Le Mauritius Standards Bureau (MSB) célèbre son 40e anniversaire dans quelques mois. C’est le moment, pour le ministre de l’Industrie, du Commerce et de la Protection des consommateurs, Cader Sayed-Hossen, de mener un exercice pour tracer un nouveau futur et une nouvelle stratégie pour cette institution. Il intervenait hier lors d’un séminaire au siège de cette institution, à Moka, à l’occasion du World Standards Day 2014.
L’environnement économique et la standardisation évoluent très vite à Maurice, souligne Cader Sayed-Hossen. « De nombreux défis guettent le MSB, tels la libéralisation du commerce, l’émergence des zones et communautés économiques régionales, la hausse des mesures non-tarifaires comme des barrières techniques au commerce, l’arrivée d’une culture globale de qualité avec un accent durable sur la préservation de l’environnement et l’émergence des secteurs tels que l’économie verte, bleue, etc. », avance-t-il. Ces changements, couplés avec des impératifs locaux, auront probablement des implications importantes sur les fonctions, la structure et le financement du Mauritius Standards Bureau.
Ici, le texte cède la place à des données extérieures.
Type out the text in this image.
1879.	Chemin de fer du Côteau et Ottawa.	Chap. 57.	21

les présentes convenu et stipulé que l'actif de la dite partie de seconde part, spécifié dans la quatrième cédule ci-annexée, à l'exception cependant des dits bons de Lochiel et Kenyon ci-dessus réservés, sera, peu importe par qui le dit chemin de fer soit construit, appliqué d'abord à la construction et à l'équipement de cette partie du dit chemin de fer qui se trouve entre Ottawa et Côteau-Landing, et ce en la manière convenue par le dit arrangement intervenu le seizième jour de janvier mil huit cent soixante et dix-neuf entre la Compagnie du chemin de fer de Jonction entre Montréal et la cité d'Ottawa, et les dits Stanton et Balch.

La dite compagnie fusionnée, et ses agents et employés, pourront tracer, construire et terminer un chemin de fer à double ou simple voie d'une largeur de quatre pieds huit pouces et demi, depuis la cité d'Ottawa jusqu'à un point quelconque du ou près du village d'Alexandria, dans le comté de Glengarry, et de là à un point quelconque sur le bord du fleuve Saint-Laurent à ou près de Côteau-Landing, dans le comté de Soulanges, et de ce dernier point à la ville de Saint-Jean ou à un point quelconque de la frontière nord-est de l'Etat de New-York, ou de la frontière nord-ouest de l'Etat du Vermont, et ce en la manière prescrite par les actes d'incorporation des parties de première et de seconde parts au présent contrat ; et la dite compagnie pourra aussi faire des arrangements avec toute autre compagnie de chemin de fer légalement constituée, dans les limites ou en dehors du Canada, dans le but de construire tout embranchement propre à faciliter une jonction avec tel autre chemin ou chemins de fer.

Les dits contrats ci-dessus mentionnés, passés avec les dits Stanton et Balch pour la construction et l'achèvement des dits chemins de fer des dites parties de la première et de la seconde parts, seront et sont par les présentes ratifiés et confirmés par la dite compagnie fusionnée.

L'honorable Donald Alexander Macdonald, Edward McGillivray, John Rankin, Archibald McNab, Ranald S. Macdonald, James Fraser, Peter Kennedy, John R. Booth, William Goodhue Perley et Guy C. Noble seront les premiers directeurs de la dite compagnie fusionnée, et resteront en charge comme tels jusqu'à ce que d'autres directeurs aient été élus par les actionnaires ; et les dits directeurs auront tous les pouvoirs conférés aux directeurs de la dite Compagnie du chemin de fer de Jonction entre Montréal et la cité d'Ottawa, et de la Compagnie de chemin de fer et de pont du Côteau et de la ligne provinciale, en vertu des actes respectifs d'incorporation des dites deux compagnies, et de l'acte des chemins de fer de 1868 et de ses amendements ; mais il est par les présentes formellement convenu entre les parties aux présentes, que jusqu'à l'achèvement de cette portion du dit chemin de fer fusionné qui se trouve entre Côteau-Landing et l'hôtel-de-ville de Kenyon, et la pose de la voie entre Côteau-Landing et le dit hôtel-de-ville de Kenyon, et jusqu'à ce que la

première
Le ministre a fait remarquer qu’avec la globalisation de l’économie, « notre industrie locale est appelée à s’adapter et à concourir pour sa survie ». « Il faut assurer la qualité et la sécurité des produits qui sont commercialisés sur nos marchés. Il est donc impératif de mettre en place une structure d’évaluation de conformité reconnue globalement et soutenue par un système international de standardisation ».
Cader Sayed-Hossen a présenté le plan stratégique du MSB pour la période 2014-2020 qui définit la nouvelle direction stratégique et la vision pour être en accord avec le développement au niveau mondial. Ce plan identifie onze stratégies visant à transformer le MSB en une institution moderne, réputée et financièrement durable, pour développer un partenariat plus étroit avec le monde des affaires.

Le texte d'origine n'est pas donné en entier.